Gestion de la rémunération

La gestion de la rémunération a un impact à plusieurs niveaux dans l’organisation. Elle peut attirer, motiver et fidéliser le personnel. Elle peut aussi agir sur le rendement au travail en influençant les attitudes et les comportements des employés. Différentes stratégies peuvent être mises en œuvre pour positionner la rémunération de l’organisation par rapport au marché. L’important dans un système de rémunération n’est pas seulement le montant inscrit sur la paie, mais le sentiment d’équité et de justice perçu par les employés.

Différentes composantes de la rémunération :

La rémunération directe :

  • Les salaires *;
  • Les primes et allocations;
  • Régimes incitatifs (bonis) liés au rendement individuel ou collectif.

La rémunération indirecte :

  • Les avantages sociaux;
  • Congés annuels (vacances);
  • Congés fériés;
  • Congés mobiles;
  • Les avantages complémentaires (conditions de travail, horaire flexible, conciliation travail/vie personnelle, services/produits à prix avantageux…).

La rémunération intrinsèque (intangible ou psychologique) :

  • Des sentiments de réalisation, de sécurité ou d’estime de soi;
  • Des possibilités de développement des compétences et d’opportunité de carrière;
  • Le climat de travail et le plaisir de travailler;
  • Les différentes caractéristiques propres à la tâche (variété, autonomie, rétroaction, autres).

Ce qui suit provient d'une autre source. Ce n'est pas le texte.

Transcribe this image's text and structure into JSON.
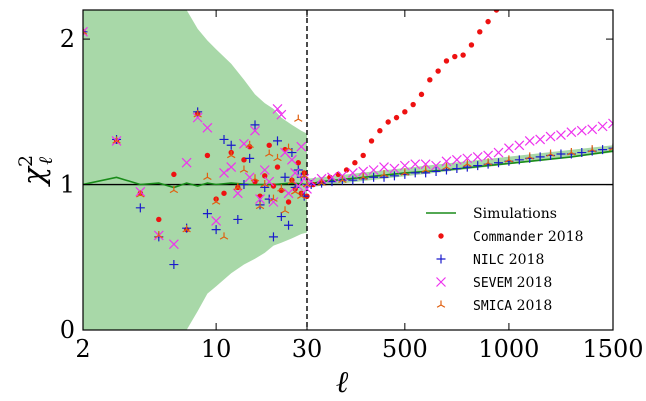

* Le salaire représente 50% à 80% des dépenses liées à la rémunération. Il est donc recommandé d’avoir une structure solide et de la gérer rigoureusement.

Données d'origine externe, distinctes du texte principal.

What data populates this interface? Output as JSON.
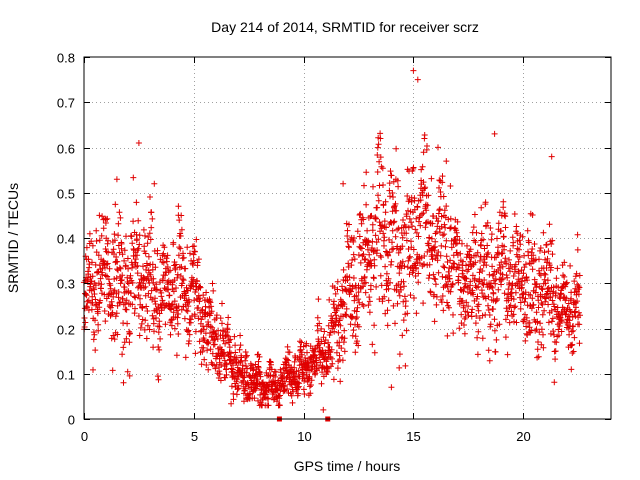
{
  "chart_data": {
    "type": "scatter",
    "title": "Day 214 of 2014, SRMTID for receiver scrz",
    "xlabel": "GPS time / hours",
    "ylabel": "SRMTID / TECUs",
    "xlim": [
      0,
      24
    ],
    "ylim": [
      0,
      0.8
    ],
    "xticks": [
      "0",
      "5",
      "10",
      "15",
      "20"
    ],
    "xtick_values": [
      0,
      5,
      10,
      15,
      20
    ],
    "yticks": [
      "0",
      "0.1",
      "0.2",
      "0.3",
      "0.4",
      "0.5",
      "0.6",
      "0.7",
      "0.8"
    ],
    "ytick_values": [
      0,
      0.1,
      0.2,
      0.3,
      0.4,
      0.5,
      0.6,
      0.7,
      0.8
    ],
    "grid": true,
    "marker": "+",
    "color": "#e00000",
    "envelope_note": "Approximate trend of the dense point cloud (x in hours, y in TECUs); individual points scatter around it",
    "envelope_x": [
      0,
      0.5,
      1,
      1.5,
      2,
      2.5,
      3,
      3.5,
      4,
      4.5,
      5,
      5.5,
      6,
      6.5,
      7,
      7.5,
      8,
      8.5,
      9,
      9.5,
      10,
      10.5,
      11,
      11.5,
      12,
      12.5,
      13,
      13.5,
      14,
      14.5,
      15,
      15.5,
      16,
      16.5,
      17,
      17.5,
      18,
      18.5,
      19,
      19.5,
      20,
      20.5,
      21,
      21.5,
      22,
      22.5
    ],
    "envelope_mid": [
      0.25,
      0.3,
      0.33,
      0.3,
      0.28,
      0.33,
      0.3,
      0.25,
      0.27,
      0.3,
      0.28,
      0.22,
      0.18,
      0.15,
      0.1,
      0.08,
      0.07,
      0.07,
      0.08,
      0.1,
      0.12,
      0.13,
      0.15,
      0.2,
      0.28,
      0.33,
      0.35,
      0.4,
      0.38,
      0.35,
      0.42,
      0.45,
      0.4,
      0.35,
      0.32,
      0.3,
      0.32,
      0.3,
      0.33,
      0.3,
      0.32,
      0.28,
      0.3,
      0.25,
      0.22,
      0.25
    ],
    "envelope_spread": [
      0.09,
      0.11,
      0.12,
      0.13,
      0.13,
      0.13,
      0.12,
      0.11,
      0.11,
      0.11,
      0.1,
      0.09,
      0.07,
      0.06,
      0.05,
      0.04,
      0.04,
      0.04,
      0.04,
      0.04,
      0.05,
      0.06,
      0.07,
      0.1,
      0.12,
      0.13,
      0.14,
      0.15,
      0.16,
      0.16,
      0.16,
      0.15,
      0.13,
      0.12,
      0.11,
      0.11,
      0.11,
      0.11,
      0.12,
      0.11,
      0.11,
      0.11,
      0.11,
      0.1,
      0.09,
      0.09
    ],
    "data_start": 0,
    "data_end": 22.6,
    "n_points": 2400,
    "peaks": [
      {
        "x": 0.7,
        "y": 0.45
      },
      {
        "x": 1.5,
        "y": 0.53
      },
      {
        "x": 2.5,
        "y": 0.61
      },
      {
        "x": 3.2,
        "y": 0.52
      },
      {
        "x": 4.3,
        "y": 0.47
      },
      {
        "x": 15,
        "y": 0.77
      },
      {
        "x": 15.2,
        "y": 0.75
      },
      {
        "x": 15.5,
        "y": 0.62
      },
      {
        "x": 16.5,
        "y": 0.57
      },
      {
        "x": 18.7,
        "y": 0.63
      },
      {
        "x": 21.3,
        "y": 0.58
      },
      {
        "x": 13.5,
        "y": 0.62
      },
      {
        "x": 11.8,
        "y": 0.52
      },
      {
        "x": 8,
        "y": 0.03
      },
      {
        "x": 8.4,
        "y": 0.03
      },
      {
        "x": 10.9,
        "y": 0.02
      },
      {
        "x": 14,
        "y": 0.07
      }
    ],
    "gap_markers_x": [
      8.9,
      11.1
    ]
  }
}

Nous pouvons, par notre expérience et notre expertise, vous conseiller pour définir laquelle des formes ou des combinaisons de rémunération s’avère la plus appropriée selon le contexte et le marché dans lequel évolue votre organisation.

Nous avons développé des méthodes de travail et des outils qui permettent à nos conseillers d’intervenir dans un contexte où l’organisation aura un résultat qui se collera à sa réalité. Notre philosophie de concertation est un atout dans la démarche d’établissement d’un système de rémunération, compte tenu du fait que celle-ci favorise l’implication des personnes pour élaborer le programme.


L’équité salariale

Notons d’abord que toute entreprise de 11 employés et plus doit produire une déclaration à la commission de l’équité salariale, et ce, à tous les ans, en plus d’avoir à évaluer le maintien de ladite équité salariale tous les cinq ans.

L’équité salariale réfère au droit des personnes qui occupent un emploi traditionnellement occupé par des femmes de recevoir une rémunération égale à celle obtenue par les personnes qui occupent un emploi traditionnellement occupé par des hommes (ou l’équivalent).

Précisons que le principe de l’équité salariale va plus loin que celui stipulant « un salaire égal pour un travail égal », puisqu’il exige « un salaire égal pour un travail différent mais équivalent ».

L’équité salariale est donc atteinte lorsque les emplois féminins reçoivent une rémunération égale aux emplois masculins de même valeur dans l’entreprise.

En raison d’une discrimination dite « systémique », divers aspects du travail des femmes ne sont cependant pas considérés à leur juste valeur dans leur rémunération. Cela contribue aussi à l’écart salarial entre les emplois féminins et les emplois masculins.

L’équité salariale est une démarche interne, très structurée, d’évaluation des postes (catégories d’emploi) réalisée le plus justement possible. Nous suggérons d’utiliser la méthode des points et facteurs pour effectuer l’évaluation des emplois (comme le recommande la loi sur l’équité salariale). Cette démarche reconnue permet une évaluation rigoureuse des différentes catégories d’emploi.